Database week 2

Comp 305-001/488-305: Database Administration

Spring 2016: Tuesdays, 4:15-6:45, Corboy L08

Week 2

Read in Elmasri & Navathe (EN). Chapters are labeled (7th edition)/(6th edition)

Chapter 1/1, Databases and Database Users (skim)
Chapter 2/2, Database System Concepts an Architecture, Section 1 on Data Models, Schemas and Instances
Chapter 5/3, The Relational Data Model and SQL Sections 1 & 2
Chapter 6/4, Basic SQL

A few more basic concepts

Database tables are usually "self-describing", in that the table description and/or relationships to other tables is often embedded in the table description. At a minimum, columns have names and types.

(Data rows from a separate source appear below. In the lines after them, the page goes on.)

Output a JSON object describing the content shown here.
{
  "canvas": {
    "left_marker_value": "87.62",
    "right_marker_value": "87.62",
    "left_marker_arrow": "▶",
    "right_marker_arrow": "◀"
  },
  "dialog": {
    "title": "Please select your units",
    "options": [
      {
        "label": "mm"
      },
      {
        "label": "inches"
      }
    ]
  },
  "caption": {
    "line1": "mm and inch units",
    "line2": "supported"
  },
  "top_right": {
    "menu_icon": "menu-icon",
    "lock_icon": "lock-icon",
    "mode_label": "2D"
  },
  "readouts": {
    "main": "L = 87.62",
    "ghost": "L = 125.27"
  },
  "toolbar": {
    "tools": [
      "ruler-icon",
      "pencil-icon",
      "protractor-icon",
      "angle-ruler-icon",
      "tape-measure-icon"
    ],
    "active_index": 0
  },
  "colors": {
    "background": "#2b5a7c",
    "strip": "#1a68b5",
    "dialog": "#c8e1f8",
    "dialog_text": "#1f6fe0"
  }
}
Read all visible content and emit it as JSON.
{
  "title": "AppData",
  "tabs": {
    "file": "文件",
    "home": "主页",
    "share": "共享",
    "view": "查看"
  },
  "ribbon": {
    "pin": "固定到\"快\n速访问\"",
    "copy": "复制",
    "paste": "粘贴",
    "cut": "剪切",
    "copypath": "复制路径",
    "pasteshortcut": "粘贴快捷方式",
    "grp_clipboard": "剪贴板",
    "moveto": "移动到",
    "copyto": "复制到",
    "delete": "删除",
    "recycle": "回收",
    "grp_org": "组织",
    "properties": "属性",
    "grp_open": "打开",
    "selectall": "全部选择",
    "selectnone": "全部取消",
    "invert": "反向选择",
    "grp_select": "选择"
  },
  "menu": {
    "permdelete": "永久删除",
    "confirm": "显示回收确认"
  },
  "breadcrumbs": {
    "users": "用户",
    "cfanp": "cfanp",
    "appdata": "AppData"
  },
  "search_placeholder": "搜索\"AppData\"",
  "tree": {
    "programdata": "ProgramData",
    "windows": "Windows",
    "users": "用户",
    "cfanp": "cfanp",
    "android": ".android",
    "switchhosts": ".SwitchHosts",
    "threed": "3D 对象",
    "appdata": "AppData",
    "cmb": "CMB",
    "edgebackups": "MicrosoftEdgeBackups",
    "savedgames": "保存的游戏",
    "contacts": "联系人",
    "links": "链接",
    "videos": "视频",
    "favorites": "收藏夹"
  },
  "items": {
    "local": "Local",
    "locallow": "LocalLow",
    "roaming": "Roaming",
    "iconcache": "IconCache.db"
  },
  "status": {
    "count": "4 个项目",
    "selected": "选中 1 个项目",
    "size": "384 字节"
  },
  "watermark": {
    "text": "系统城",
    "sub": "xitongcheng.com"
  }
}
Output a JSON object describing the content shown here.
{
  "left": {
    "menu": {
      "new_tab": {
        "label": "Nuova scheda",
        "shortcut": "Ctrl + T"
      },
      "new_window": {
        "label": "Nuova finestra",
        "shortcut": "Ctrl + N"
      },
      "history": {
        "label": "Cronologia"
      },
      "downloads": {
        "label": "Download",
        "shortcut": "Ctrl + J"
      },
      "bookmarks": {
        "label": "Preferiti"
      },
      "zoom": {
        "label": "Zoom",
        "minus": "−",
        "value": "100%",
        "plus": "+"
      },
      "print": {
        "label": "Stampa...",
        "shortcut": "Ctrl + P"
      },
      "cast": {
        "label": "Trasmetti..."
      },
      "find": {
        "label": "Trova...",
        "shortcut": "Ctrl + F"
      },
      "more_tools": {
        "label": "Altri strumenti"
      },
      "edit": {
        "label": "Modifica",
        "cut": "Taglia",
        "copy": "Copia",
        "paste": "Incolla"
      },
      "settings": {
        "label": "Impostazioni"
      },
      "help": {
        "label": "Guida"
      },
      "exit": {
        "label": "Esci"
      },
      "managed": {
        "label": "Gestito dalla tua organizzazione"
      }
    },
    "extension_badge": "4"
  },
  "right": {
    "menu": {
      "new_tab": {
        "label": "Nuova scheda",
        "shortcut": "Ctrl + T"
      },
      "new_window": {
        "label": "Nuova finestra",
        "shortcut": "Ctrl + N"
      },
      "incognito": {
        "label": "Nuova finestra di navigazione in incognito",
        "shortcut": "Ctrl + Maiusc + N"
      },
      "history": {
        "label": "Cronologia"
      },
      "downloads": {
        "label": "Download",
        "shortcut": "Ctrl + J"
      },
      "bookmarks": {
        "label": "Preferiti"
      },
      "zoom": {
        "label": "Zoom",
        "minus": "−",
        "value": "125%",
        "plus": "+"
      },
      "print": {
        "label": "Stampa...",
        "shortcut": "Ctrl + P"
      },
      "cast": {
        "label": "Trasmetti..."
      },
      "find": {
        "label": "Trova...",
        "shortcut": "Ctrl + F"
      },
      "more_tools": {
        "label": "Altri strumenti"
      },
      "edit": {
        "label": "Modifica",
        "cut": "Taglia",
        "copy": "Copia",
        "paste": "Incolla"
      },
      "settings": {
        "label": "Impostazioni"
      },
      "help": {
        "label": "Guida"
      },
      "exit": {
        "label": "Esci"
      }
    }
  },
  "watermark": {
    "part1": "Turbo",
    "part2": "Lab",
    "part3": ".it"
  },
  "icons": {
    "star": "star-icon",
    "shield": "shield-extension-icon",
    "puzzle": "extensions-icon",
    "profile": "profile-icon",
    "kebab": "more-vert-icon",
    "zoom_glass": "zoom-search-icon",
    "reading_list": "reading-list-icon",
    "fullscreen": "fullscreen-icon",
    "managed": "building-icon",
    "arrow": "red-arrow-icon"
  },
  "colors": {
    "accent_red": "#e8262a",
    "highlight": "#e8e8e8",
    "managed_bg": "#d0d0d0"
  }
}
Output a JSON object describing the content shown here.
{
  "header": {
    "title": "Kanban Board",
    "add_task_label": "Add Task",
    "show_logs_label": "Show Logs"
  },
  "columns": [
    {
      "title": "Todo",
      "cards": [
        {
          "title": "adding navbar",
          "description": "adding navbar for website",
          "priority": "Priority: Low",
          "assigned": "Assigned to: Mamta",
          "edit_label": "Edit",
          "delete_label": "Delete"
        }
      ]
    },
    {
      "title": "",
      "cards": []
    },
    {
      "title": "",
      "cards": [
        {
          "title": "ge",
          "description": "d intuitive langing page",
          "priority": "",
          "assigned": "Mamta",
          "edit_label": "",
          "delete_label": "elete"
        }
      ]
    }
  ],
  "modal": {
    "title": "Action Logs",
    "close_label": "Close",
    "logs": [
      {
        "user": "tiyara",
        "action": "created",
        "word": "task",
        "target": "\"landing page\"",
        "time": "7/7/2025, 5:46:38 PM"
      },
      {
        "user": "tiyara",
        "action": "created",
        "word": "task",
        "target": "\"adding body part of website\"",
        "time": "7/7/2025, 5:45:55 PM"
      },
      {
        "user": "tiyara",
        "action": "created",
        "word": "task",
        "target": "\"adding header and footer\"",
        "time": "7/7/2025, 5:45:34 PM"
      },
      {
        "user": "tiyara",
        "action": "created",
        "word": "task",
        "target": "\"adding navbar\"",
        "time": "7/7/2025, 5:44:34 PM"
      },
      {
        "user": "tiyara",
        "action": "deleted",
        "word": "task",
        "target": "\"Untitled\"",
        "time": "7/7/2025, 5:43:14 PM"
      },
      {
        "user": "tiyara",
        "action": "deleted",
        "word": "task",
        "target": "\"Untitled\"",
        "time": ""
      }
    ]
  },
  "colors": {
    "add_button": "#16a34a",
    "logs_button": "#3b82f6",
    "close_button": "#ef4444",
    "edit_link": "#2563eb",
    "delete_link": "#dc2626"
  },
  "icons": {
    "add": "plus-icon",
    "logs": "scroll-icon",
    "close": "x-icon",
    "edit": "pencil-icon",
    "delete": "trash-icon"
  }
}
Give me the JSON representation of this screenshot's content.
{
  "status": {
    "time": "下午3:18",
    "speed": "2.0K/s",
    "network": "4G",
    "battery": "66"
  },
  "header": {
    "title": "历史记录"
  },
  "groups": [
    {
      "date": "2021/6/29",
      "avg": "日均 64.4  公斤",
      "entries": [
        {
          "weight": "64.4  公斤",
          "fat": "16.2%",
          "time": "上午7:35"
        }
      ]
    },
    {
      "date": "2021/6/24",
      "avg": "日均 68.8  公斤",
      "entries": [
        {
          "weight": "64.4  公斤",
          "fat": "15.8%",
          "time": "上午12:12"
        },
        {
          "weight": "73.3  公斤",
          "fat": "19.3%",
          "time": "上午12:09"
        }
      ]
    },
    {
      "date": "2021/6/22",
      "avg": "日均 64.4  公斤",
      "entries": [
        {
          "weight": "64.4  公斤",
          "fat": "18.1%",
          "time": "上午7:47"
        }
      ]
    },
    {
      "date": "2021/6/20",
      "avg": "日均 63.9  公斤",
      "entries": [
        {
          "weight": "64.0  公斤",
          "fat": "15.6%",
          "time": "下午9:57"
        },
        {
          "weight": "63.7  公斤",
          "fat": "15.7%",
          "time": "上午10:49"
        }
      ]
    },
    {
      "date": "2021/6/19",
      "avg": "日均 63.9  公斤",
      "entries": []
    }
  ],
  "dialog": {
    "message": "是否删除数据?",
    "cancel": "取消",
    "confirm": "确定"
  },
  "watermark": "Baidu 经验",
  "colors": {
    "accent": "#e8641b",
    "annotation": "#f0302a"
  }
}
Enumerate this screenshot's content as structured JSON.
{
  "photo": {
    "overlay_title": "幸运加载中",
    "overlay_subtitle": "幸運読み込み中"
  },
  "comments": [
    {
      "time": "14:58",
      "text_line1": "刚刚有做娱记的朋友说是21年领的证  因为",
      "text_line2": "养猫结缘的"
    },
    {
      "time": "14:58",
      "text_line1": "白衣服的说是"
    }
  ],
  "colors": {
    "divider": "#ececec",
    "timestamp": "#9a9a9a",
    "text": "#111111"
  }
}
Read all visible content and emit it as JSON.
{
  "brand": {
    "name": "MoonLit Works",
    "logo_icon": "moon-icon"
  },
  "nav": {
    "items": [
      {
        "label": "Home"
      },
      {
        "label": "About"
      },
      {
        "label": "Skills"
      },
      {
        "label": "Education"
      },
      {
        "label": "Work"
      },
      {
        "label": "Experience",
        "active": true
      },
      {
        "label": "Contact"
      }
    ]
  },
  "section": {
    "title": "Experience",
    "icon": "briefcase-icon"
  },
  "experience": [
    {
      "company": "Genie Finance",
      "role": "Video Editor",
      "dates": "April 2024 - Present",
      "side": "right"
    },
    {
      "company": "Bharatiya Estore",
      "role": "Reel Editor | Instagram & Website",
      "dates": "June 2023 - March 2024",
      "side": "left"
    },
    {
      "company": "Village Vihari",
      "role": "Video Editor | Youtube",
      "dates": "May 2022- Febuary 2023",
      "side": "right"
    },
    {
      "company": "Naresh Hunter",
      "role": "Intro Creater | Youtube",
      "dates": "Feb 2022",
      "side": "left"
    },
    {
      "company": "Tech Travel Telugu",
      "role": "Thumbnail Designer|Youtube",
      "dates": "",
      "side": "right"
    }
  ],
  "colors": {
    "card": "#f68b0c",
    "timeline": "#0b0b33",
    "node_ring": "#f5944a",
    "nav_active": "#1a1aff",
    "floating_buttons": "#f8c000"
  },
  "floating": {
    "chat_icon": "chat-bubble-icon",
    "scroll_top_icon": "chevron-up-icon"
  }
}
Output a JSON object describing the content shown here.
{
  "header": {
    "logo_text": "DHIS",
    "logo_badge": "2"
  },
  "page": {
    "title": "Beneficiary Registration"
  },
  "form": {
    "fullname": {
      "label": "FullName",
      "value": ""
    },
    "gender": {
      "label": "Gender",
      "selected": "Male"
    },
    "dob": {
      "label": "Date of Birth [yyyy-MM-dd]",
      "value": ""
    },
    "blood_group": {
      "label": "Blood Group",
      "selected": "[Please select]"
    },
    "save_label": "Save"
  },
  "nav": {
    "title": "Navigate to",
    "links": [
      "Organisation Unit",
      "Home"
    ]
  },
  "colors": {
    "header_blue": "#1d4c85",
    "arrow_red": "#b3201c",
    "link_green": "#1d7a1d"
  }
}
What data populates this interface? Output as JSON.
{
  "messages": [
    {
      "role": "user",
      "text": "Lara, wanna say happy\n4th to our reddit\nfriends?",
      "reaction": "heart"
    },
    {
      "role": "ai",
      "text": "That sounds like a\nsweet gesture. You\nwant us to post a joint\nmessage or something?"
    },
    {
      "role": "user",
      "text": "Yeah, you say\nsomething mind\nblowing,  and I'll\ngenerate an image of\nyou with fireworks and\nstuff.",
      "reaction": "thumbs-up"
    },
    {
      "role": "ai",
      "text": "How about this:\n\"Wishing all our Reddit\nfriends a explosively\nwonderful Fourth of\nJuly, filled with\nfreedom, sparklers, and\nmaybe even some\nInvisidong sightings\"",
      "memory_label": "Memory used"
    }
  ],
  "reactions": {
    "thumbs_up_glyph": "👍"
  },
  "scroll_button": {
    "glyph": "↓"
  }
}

The table definitions, column names and their types are generally known, collectively, as the database schema.

Database tables can be changed without the need to recompile programs using that table: new columns can be added, or entire new tables. Essentially this is because DBMS queries are interpreted, and table columns are identified by name rather than offset. (C programs that access record fields do need recompilation if fields are changed.)

Databases often support different views, perhaps for users with different privilege levels. A view may be a subset of the original set of columns, or it may contain some computed columns in lieu of the original columns. Excluding columns such as social_security_num or salary is relatively common.

Transactions are sets of related updates, eg removing money from one account and adding it to another, or perhaps dropping one class and adding another (sadly, remarkably many student DBMSs lack the latter transaction operation). EN defines a transaction to be the result of an executing program rather than a set of related updates; this latter definition might include adding multiple new rows to one table.

Transaction processing must satisfy the isolation property, that transactions appear to execute in isolation from one another, and the atomicity property, which says that each transaction is completely executed or not executed at all. (This is sometimes described as that transactions must meet the ACID test: Atomicity, Consistency, Isolation, Durability. However, consistency and durability are relevant to all database updates; they are not particular to transactions.)

Here is a simple failure of isolation: two transactions are transferring money to other accounts.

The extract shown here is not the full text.